The Veil

Article info & outline

The Veil is a barrier that separates the world as most mortals experience it from its arcane Shadow. Theologians call it the wall between the living and the dead, the border of heaven and hell. Scientists who stumble upon it describe it in terms of membranes and dimensional boundaries. All are incomplete descriptions of the same phenomenon: the wall between the world as mortals know it and a stranger world underneath.

The Veil is not uniform. In most places it is absolute, a seamless and impassable wall without doors. But there are thin places, locations where something happened to erode it, or where the geometry of the world bends in ways that produce overlap. At these points, with the right force applied in the right manner, a crossing becomes possible. Such places are rare, their locations shift, and the knowledge of how to exploit them is closely guarded.

Crossing

For most beings, crossing the Veil is impossible. For a select few, it is merely difficult.

The most reliable method is the work of the tattoo Scribes who can etch gateway symbols into living skin, granting the bearer passage into the Shadow. This is the most common means of deliberate transit, though it is neither cheap nor without risk. The Scribes are not always forthcoming about the secondary effects their markings carry.

Striders possess another means, able to slip between worlds with a thought or gesture, but they are few and far between.

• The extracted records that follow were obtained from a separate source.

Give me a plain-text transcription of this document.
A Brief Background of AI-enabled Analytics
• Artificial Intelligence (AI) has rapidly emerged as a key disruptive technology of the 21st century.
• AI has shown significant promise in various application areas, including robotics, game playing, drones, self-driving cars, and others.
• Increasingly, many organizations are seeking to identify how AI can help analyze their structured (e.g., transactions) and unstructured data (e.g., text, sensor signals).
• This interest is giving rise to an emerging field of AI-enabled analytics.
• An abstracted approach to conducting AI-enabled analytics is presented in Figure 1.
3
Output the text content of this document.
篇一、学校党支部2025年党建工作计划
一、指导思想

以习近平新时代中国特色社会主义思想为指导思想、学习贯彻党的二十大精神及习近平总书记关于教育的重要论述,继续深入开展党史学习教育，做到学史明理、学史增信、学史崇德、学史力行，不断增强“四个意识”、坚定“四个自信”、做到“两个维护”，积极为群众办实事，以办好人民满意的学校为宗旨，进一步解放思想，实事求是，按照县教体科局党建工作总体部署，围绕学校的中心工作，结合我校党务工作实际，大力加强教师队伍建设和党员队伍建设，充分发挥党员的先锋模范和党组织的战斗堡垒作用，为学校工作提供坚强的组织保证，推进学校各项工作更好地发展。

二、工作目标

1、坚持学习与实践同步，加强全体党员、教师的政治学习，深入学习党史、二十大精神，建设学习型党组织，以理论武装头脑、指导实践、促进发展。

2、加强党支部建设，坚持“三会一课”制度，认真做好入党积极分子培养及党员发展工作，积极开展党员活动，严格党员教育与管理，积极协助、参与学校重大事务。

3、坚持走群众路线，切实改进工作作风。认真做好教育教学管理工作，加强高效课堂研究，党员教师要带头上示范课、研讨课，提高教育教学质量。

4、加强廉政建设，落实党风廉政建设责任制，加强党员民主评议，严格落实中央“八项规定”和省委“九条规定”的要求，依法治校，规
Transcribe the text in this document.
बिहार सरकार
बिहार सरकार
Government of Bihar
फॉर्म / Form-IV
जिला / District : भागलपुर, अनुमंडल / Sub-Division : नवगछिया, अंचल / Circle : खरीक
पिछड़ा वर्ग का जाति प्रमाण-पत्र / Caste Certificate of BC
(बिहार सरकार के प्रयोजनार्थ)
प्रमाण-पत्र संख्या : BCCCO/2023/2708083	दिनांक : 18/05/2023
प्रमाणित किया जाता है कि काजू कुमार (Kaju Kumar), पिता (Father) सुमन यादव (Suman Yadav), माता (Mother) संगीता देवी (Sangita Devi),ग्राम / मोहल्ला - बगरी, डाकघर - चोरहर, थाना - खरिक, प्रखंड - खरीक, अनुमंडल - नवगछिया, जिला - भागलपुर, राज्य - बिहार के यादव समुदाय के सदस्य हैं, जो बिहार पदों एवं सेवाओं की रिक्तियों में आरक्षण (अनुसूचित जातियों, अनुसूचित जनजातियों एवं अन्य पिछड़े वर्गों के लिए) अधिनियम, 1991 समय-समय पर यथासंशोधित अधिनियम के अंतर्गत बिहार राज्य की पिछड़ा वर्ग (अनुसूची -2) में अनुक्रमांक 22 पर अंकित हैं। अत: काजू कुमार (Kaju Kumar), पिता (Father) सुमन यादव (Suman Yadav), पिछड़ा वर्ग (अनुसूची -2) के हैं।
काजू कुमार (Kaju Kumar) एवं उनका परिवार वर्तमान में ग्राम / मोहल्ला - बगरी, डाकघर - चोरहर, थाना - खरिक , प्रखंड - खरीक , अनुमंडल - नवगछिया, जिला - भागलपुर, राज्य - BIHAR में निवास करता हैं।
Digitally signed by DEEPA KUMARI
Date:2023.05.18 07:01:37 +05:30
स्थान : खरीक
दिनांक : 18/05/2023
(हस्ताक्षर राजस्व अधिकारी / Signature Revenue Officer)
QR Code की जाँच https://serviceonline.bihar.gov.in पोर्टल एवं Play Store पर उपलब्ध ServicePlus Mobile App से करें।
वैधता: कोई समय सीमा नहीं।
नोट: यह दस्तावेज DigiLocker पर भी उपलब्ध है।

Less common and entirely unpredictable is involuntary crossing. When a mortal faces uncontrolled rage, absolute terror, true ecstasy, or desperate need, a door sometimes appears where none existed before: a gate, a window, a path between the trees that was not there a moment ago. Those who step through find themselves in the Shadow.

The Veil is far more permissive about entry than exit. Intense emotions while common in the Shadow are insufficient to return to the real world and a mortal who crosses without a Sc's mark has no innate means of return. Securing passage home requires finding a Scribe willing to help, and that help does not come free.